Supply chain Covid nightmares reemerge/Bank stuff/Burberry misses/China
Just as supply chain challenges and nightmares for many during Covid were being fully resolved the rash is acting up again with the Houthi's screwing with the delivery of goods. Just a thought here on how companies might respond and just maybe this actually lifts global manufacturing out of its doldrums. I say this because after a notable decline in inventories since last summer (the just seen wholesale inventory to sales ratio is just off the lowest since July 2022, could it be possible that the de-stock to re-stock transition that hasn't happened yet maybe begins again as companies don't want to get flat footed again with missing supplies. Not that this would speed up the delivery from ships being diverted from the Red Sea but if one is going to order 10 items for example normally, maybe they order 15 just in case. Just something to watch and if the case, along with rising transportation costs, this lifts goods prices after the big fall off its peak highs.

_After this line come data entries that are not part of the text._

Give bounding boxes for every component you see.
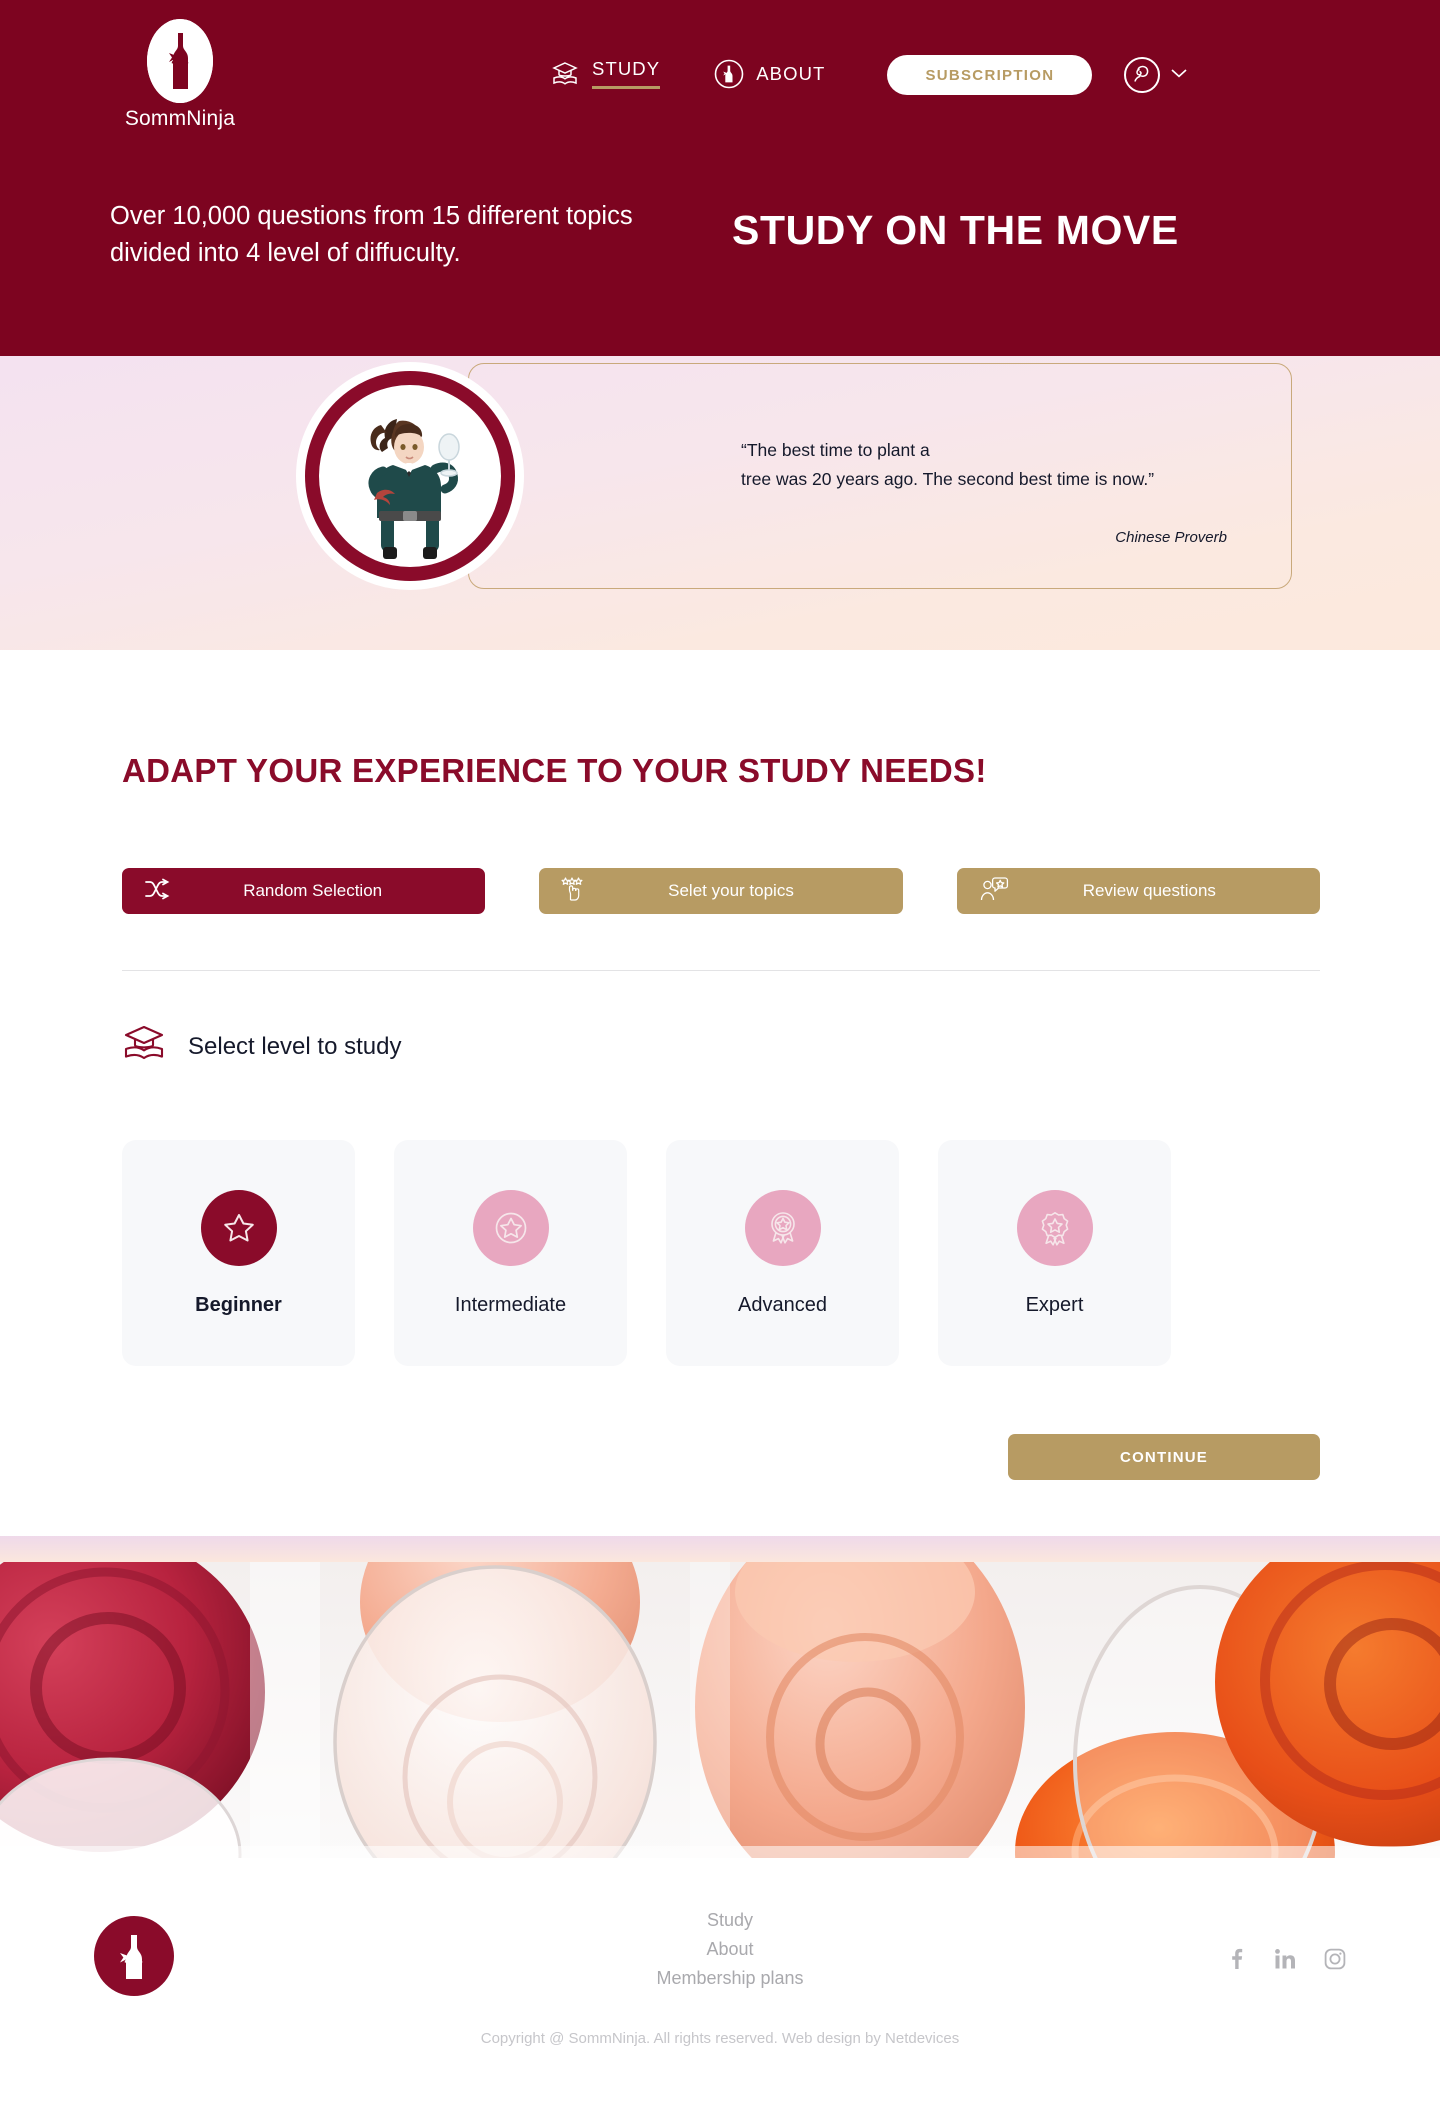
quote-line-2: tree was 20 years ago. The second best t… <box>741 469 1155 490</box>
brand-logo[interactable]: SommNinja <box>110 19 250 131</box>
level-label-advanced: Advanced <box>738 1293 827 1316</box>
footer-link-study[interactable]: Study <box>707 1910 753 1931</box>
user-avatar-icon <box>1124 57 1161 93</box>
level-section-header: Select level to study <box>122 1023 1320 1070</box>
level-card-expert[interactable]: Expert <box>938 1140 1171 1366</box>
mode-label-random-selection: Random Selection <box>243 881 383 900</box>
footer-link-about[interactable]: About <box>706 1939 753 1960</box>
nav-label-about: ABOUT <box>756 62 826 84</box>
wine-bottle-icon <box>147 19 213 103</box>
main-navigation: SommNinja STUDY ABOUT SUBSCRIPTION <box>0 0 1440 150</box>
footer-logo[interactable] <box>94 1916 174 1996</box>
level-label-intermediate: Intermediate <box>454 1293 567 1316</box>
quote-wrapper: “The best time to plant a tree was 20 ye… <box>296 362 1292 590</box>
level-list: Beginner Intermediate Advanced Expert <box>122 1140 1320 1366</box>
page-title: ADAPT YOUR EXPERIENCE TO YOUR STUDY NEED… <box>122 752 987 789</box>
facebook-icon[interactable] <box>1226 1948 1246 1970</box>
mode-button-review-questions[interactable]: Review questions <box>956 868 1320 914</box>
quote-author: Chinese Proverb <box>1115 529 1227 546</box>
copyright-text: Copyright @ SommNinja. All rights reserv… <box>480 2030 960 2047</box>
brand-name: SommNinja <box>124 107 236 130</box>
level-label-beginner: Beginner <box>195 1293 282 1316</box>
ninja-sommelier-avatar <box>296 362 524 590</box>
subscription-button[interactable]: SUBSCRIPTION <box>887 55 1093 95</box>
nav-label-study: STUDY <box>592 58 661 89</box>
footer-links: Study About Membership plans <box>656 1910 803 1989</box>
star-in-circle-icon <box>472 1189 549 1266</box>
instagram-icon[interactable] <box>1324 1948 1346 1970</box>
level-card-advanced[interactable]: Advanced <box>666 1140 899 1366</box>
nav-links: STUDY ABOUT <box>550 58 825 92</box>
mode-label-review-questions: Review questions <box>1082 881 1216 900</box>
continue-button[interactable]: CONTINUE <box>1008 1434 1320 1480</box>
photo-strip-gradient <box>0 1536 1440 1562</box>
hand-pointer-stars-icon <box>561 876 589 907</box>
mode-button-select-topics[interactable]: Selet your topics <box>539 868 903 914</box>
wine-bottle-circle-icon <box>714 59 744 89</box>
graduation-cap-book-icon <box>550 59 580 89</box>
mode-button-random-selection[interactable]: Random Selection <box>122 868 486 914</box>
main-content: ADAPT YOUR EXPERIENCE TO YOUR STUDY NEED… <box>0 650 1440 1536</box>
nav-item-about[interactable]: ABOUT <box>714 59 825 92</box>
medal-ribbon-star-icon <box>744 1189 821 1266</box>
level-card-intermediate[interactable]: Intermediate <box>394 1140 627 1366</box>
user-speech-star-icon <box>979 876 1009 907</box>
rose-wine-glasses-photo <box>0 1562 1440 1858</box>
footer-link-membership-plans[interactable]: Membership plans <box>656 1968 803 1989</box>
mode-label-select-topics: Selet your topics <box>668 881 794 900</box>
star-icon <box>200 1189 277 1266</box>
chevron-down-icon <box>1170 66 1188 84</box>
hero-title: STUDY ON THE MOVE <box>732 207 1179 253</box>
graduation-cap-book-icon <box>122 1023 166 1070</box>
badge-rosette-star-icon <box>1016 1189 1093 1266</box>
social-links <box>1226 1948 1346 1970</box>
site-footer: Study About Membership plans Copyright @… <box>0 1858 1440 2117</box>
section-divider <box>122 970 1320 971</box>
quote-band: “The best time to plant a tree was 20 ye… <box>0 356 1440 650</box>
shuffle-icon <box>144 878 170 905</box>
mode-selector: Random Selection Selet your topics Revie… <box>122 868 1320 914</box>
linkedin-icon[interactable] <box>1274 1948 1296 1970</box>
continue-row: CONTINUE <box>122 1434 1320 1536</box>
hero-subtitle: Over 10,000 questions from 15 different … <box>110 202 633 267</box>
page-root: SommNinja STUDY ABOUT SUBSCRIPTION Over … <box>0 0 1440 2117</box>
quote-card: “The best time to plant a tree was 20 ye… <box>468 363 1292 589</box>
quote-line-1: “The best time to plant a <box>741 440 930 460</box>
wine-bottle-icon <box>110 1929 158 1984</box>
level-label-expert: Expert <box>1025 1293 1084 1316</box>
account-menu[interactable] <box>1124 57 1188 93</box>
level-section-label: Select level to study <box>188 1032 402 1060</box>
site-header: SommNinja STUDY ABOUT SUBSCRIPTION Over … <box>0 0 1440 356</box>
level-card-beginner[interactable]: Beginner <box>122 1140 355 1366</box>
nav-item-study[interactable]: STUDY <box>550 58 661 92</box>
hero-banner: Over 10,000 questions from 15 different … <box>0 150 1440 272</box>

As we absorb the earnings from the big banks today, the Philly Fed released its Q3 credit card data and while it is dated, it is still worth pointing out. They said "Large bank credit card nominal balances continued to grow in the third quarter of 2023 after surpassing pre-pandemic levels in 2022." This is what stands out the most, "All stages of delinquency rates now exceed pre-pandemic levels for the first time and are approaching the series highs since 2012. In response to this deterioration, banks are granting fewer credit line increases and reducing credit lines more frequently in the recent four quarters." https://www.philadelphiafed.org/surveys-and-data/large-bank-credit-card-and-mortgage-data
On to the banks, BoA said its net interest income fell 5% "as higher deposit costs and lower deposit balances more than offset higher asset yields." Their provision for credit loses rose a touch, by $12mm to $1.1b. Net charge offs rose y/o/y. Average deposits rose 2% q/o/q but were down y/o/y. And, "average loans and leases of $1.1 trillion were modestly higher vs Q3 '23."